Until fairly recently, not many people shot movies, because it required somewhat specialised equipment. Today, most of us probably carry movie-making equipment everywhere. People who might never buy camcorders can make movies with tiny video cameras such as the Flip range, with smartphones, with digital still cameras, or using the webcams built into laptop PCs. We can also distribute them by uploading the results to YouTube, which is why the site was started in the first place.
YouTube has brought in some big names to give its project an aspirational angle. Life In A Day will be produced by Ridley Scott (Alien, Blade Runner, Gladiator etc), directed by Kevin Macdonald (The Last King of Scotland, State of Play etc), and shown at the Sundance film festival next year. Just as there’s a chance you could spotted by a talent scout during a pub football game, your snip of film could grab the attention of a Hollywood producer -- or at least Sundance regulars such as Google co-founders Larry Page and Sergey Brin. You can dream.

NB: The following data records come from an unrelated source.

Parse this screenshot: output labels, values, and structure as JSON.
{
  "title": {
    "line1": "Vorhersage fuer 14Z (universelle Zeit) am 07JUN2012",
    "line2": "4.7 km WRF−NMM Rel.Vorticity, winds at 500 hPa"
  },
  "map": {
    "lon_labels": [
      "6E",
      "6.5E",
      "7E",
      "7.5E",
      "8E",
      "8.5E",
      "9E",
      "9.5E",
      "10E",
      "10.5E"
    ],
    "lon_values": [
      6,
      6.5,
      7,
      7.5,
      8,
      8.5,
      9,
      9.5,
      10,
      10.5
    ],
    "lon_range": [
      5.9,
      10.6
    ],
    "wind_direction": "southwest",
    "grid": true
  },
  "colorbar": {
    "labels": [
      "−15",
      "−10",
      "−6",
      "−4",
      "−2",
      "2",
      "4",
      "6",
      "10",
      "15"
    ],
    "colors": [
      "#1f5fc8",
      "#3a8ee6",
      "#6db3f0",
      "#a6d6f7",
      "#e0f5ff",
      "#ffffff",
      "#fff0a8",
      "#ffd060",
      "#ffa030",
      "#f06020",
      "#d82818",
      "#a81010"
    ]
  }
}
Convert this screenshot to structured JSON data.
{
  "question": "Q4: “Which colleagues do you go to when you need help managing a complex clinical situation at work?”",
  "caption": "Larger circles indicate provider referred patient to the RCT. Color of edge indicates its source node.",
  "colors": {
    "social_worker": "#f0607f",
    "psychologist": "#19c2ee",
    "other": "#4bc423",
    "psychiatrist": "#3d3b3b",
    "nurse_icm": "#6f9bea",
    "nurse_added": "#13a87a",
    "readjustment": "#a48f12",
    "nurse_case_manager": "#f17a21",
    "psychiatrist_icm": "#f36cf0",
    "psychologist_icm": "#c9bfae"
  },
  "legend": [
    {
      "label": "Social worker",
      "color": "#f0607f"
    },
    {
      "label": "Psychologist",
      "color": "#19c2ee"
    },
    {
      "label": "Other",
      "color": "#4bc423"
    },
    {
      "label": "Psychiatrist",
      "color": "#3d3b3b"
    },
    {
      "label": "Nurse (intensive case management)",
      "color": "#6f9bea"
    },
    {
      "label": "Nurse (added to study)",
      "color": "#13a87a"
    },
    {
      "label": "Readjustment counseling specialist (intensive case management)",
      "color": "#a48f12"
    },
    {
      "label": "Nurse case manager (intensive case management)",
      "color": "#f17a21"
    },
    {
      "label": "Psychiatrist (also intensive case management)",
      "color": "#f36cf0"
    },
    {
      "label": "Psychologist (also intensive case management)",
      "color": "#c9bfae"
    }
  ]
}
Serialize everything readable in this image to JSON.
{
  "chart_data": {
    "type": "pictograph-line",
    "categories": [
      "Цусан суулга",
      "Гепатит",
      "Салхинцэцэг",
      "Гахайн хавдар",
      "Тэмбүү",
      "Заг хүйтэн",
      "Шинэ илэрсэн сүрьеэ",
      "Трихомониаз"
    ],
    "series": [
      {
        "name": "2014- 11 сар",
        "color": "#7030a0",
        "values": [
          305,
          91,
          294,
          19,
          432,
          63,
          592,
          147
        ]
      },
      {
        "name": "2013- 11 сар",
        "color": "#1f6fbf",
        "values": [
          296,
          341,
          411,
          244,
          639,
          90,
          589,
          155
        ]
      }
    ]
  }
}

In a way, it’s surprising that YouTube hasn’t done this before. What’s now called “user generated content” (UGC) is one of the staples of Web 2.0. Perhaps the most famous example is Wikipedia, but it also underlies Flickr, Facebook, icanhascheezburger, Answers.com, OpenStreetMap and many other sites. In other words, the people who produce the content are the same as the people who consume the content, although the number of producers is usually much smaller than the number of consumers.
Commercial organisations have been quick to recognise people’s willingness to contribute for nothing, or at least for no immediate financial reward, and have tried to exploit it. Results have been mixed. You might not have heard of Amazon’s putative product encyclopedia, Amapedia, or, if you are lucky. Penguin’s attempt to crowdsource a novel - A Million Penguins. Google Knol has proven similarly dire. But CNN gathered lots of user-generated news footage via iReport.com, and at least Cure Together - crowdsourced health research - has a worthwhile aim.